Figure 2. Phagosome maturation arrest occurs in different macrophage differentiation or activation states and is yeast phagosome-specific.

Figure 2

(A) Human M1-polarized and M2-polarized MDMs do not differ in central aspects of C. glabrata-macrophage interaction: phagocytosis, phagosome acidification and killing. Phagocytosis (MOI of 5) was quantified microscopically by determining the percentage of internalized (Concanavalin A stain-negative) yeasts out of total yeasts after 90 min. Phagosome acidification was quantified microscopically by determining the percentage of LysoTracker-positive phagosomes after 90 min.

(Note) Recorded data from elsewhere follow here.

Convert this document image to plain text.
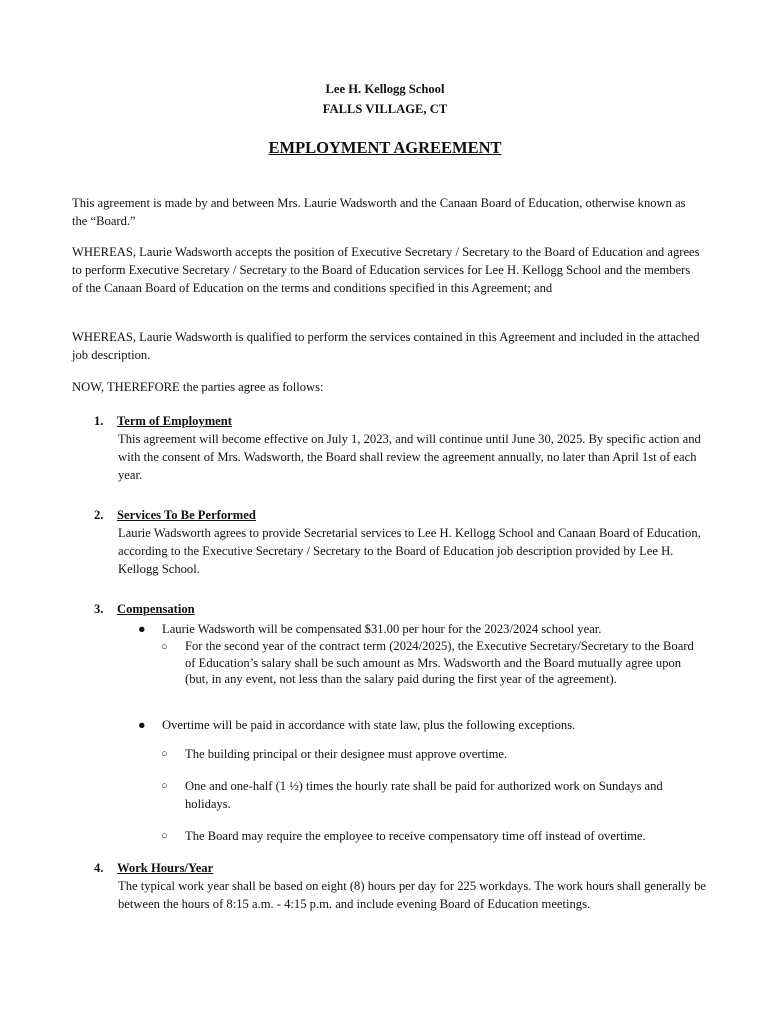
Lee H. Kellogg School
FALLS VILLAGE, CT
EMPLOYMENT AGREEMENT

This agreement is made by and between Mrs. Laurie Wadsworth and the Canaan Board of Education, otherwise known as the “Board.”

WHEREAS, Laurie Wadsworth accepts the position of Executive Secretary / Secretary to the Board of Education and agrees to perform Executive Secretary / Secretary to the Board of Education services for Lee H. Kellogg School and the members of the Canaan Board of Education on the terms and conditions specified in this Agreement; and

WHEREAS, Laurie Wadsworth is qualified to perform the services contained in this Agreement and included in the attached job description.

NOW, THEREFORE the parties agree as follows:

1. Term of Employment

This agreement will become effective on July 1, 2023, and will continue until June 30, 2025. By specific action and with the consent of Mrs. Wadsworth, the Board shall review the agreement annually, no later than April 1st of each year.

2. Services To Be Performed

Laurie Wadsworth agrees to provide Secretarial services to Lee H. Kellogg School and Canaan Board of Education, according to the Executive Secretary / Secretary to the Board of Education job description provided by Lee H. Kellogg School.

3. Compensation
● Laurie Wadsworth will be compensated $31.00 per hour for the 2023/2024 school year.

○ For the second year of the contract term (2024/2025), the Executive Secretary/Secretary to the Board of Education’s salary shall be such amount as Mrs. Wadsworth and the Board mutually agree upon (but, in any event, not less than the salary paid during the first year of the agreement).

● Overtime will be paid in accordance with state law, plus the following exceptions.

○ The building principal or their designee must approve overtime.

○ One and one-half (1 ½) times the hourly rate shall be paid for authorized work on Sundays and holidays.

○ The Board may require the employee to receive compensatory time off instead of overtime.

4. Work Hours/Year

The typical work year shall be based on eight (8) hours per day for 225 workdays. The work hours shall generally be between the hours of 8:15 a.m. - 4:15 p.m. and include evening Board of Education meetings.
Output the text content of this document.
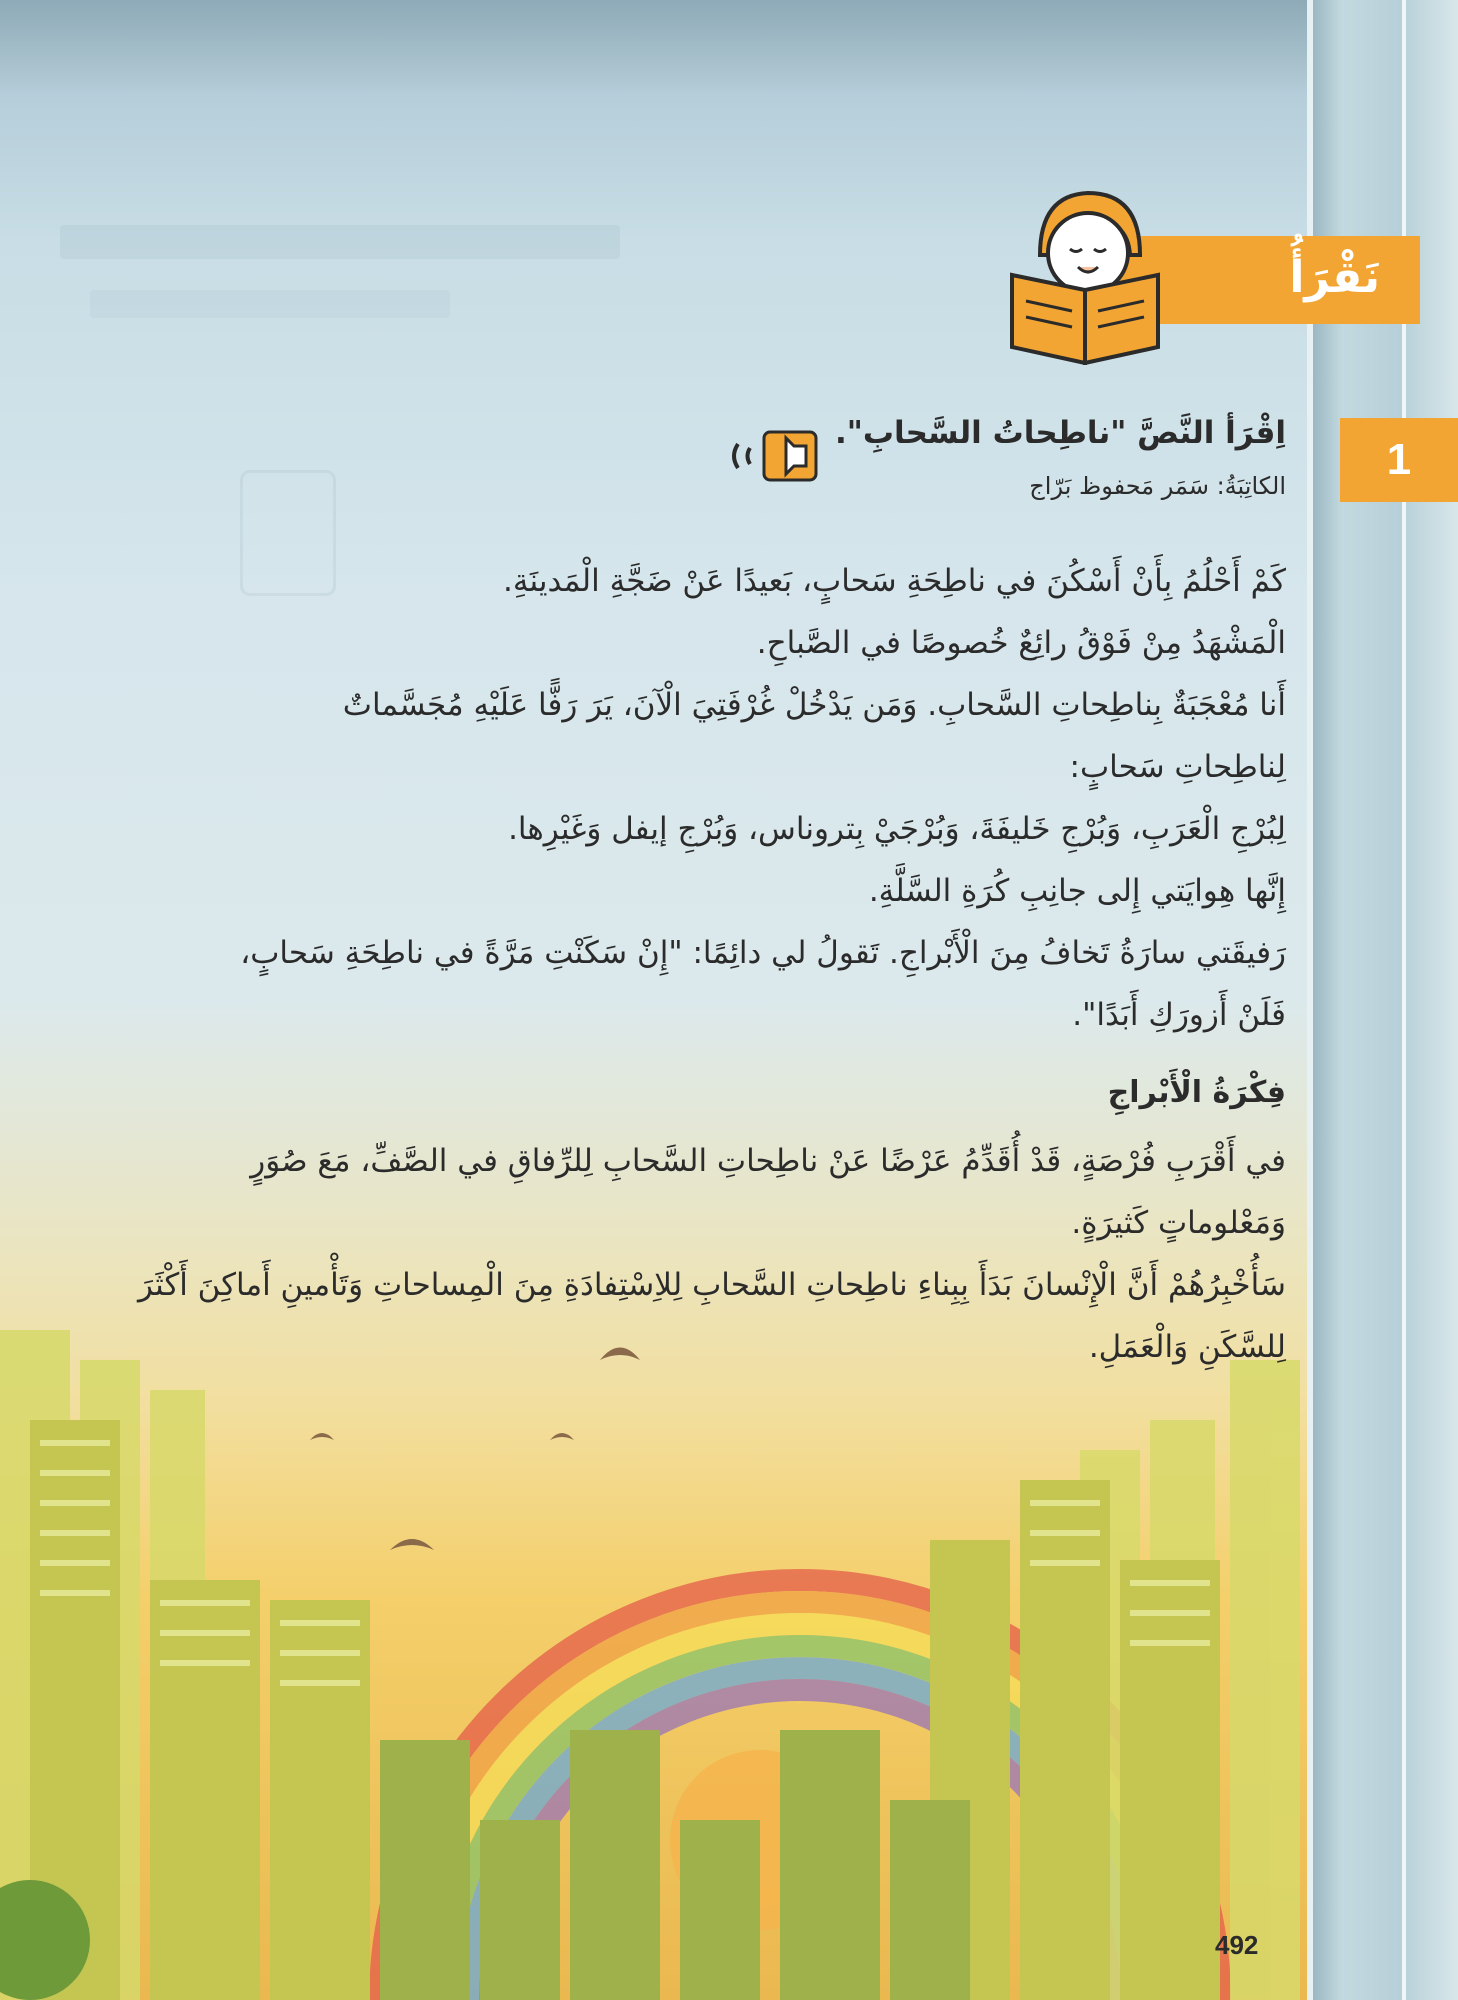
نَقْرَأُ
1
اِقْرَأ النَّصَّ "ناطِحاتُ السَّحابِ".
الكاتِبَةُ: سَمَر مَحفوظ بَرّاج

كَمْ أَحْلُمُ بِأَنْ أَسْكُنَ في ناطِحَةِ سَحابٍ، بَعيدًا عَنْ ضَجَّةِ الْمَدينَةِ.

الْمَشْهَدُ مِنْ فَوْقُ رائِعٌ خُصوصًا في الصَّباحِ.

أَنا مُعْجَبَةٌ بِناطِحاتِ السَّحابِ. وَمَن يَدْخُلْ غُرْفَتِيَ الْآنَ، يَرَ رَفًّا عَلَيْهِ مُجَسَّماتٌ

لِناطِحاتِ سَحابٍ:

لِبُرْجِ الْعَرَبِ، وَبُرْجِ خَليفَةَ، وَبُرْجَيْ بِتروناس، وَبُرْجِ إيفل وَغَيْرِها.

إِنَّها هِوايَتي إِلى جانِبِ كُرَةِ السَّلَّةِ.

رَفيقَتي سارَةُ تَخافُ مِنَ الْأَبْراجِ. تَقولُ لي دائِمًا: "إِنْ سَكَنْتِ مَرَّةً في ناطِحَةِ سَحابٍ،

فَلَنْ أَزورَكِ أَبَدًا".

فِكْرَةُ الْأَبْراجِ

في أَقْرَبِ فُرْصَةٍ، قَدْ أُقَدِّمُ عَرْضًا عَنْ ناطِحاتِ السَّحابِ لِلرِّفاقِ في الصَّفِّ، مَعَ صُوَرٍ

وَمَعْلوماتٍ كَثيرَةٍ.

سَأُخْبِرُهُمْ أَنَّ الْإِنْسانَ بَدَأَ بِبِناءِ ناطِحاتِ السَّحابِ لِلاِسْتِفادَةِ مِنَ الْمِساحاتِ وَتَأْمينِ أَماكِنَ أَكْثَرَ

لِلسَّكَنِ وَالْعَمَلِ.

492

Survival of C. glabrata was determined by cfu-plating of macrophage lysates after 3 h of co-incubation and comparing to yeasts incubated without macrophages. (B) Treatment with vitamin D3 (calcitriol) has no influence on the number of LysoTracker-positive viable C. glabrata containing phagosomes of human MDMs. (C) MDMs co-infected with C. glabrata and latex beads show a acidification defect specific to C. glabrata containing phagosomes (LysoTracker-negative staining; white arrow) but acidify latex bead containing phagosomes (LysoTracker-positive staining; white asterisk). Representative image 90 min post infection. GFP-expressing C. glabrata is indicated in green and non-phagocytosed yeasts stained with Concanavalin A (ConA) are in yellow (marked with red arrows). Statistical analysis was performed comparing M1-type with M2-type macrophages (A) or drug treated with untreated viable C. glabrata (B) (n≥3; *p<0.05, **p<0.01 by unpaired Student’s t test).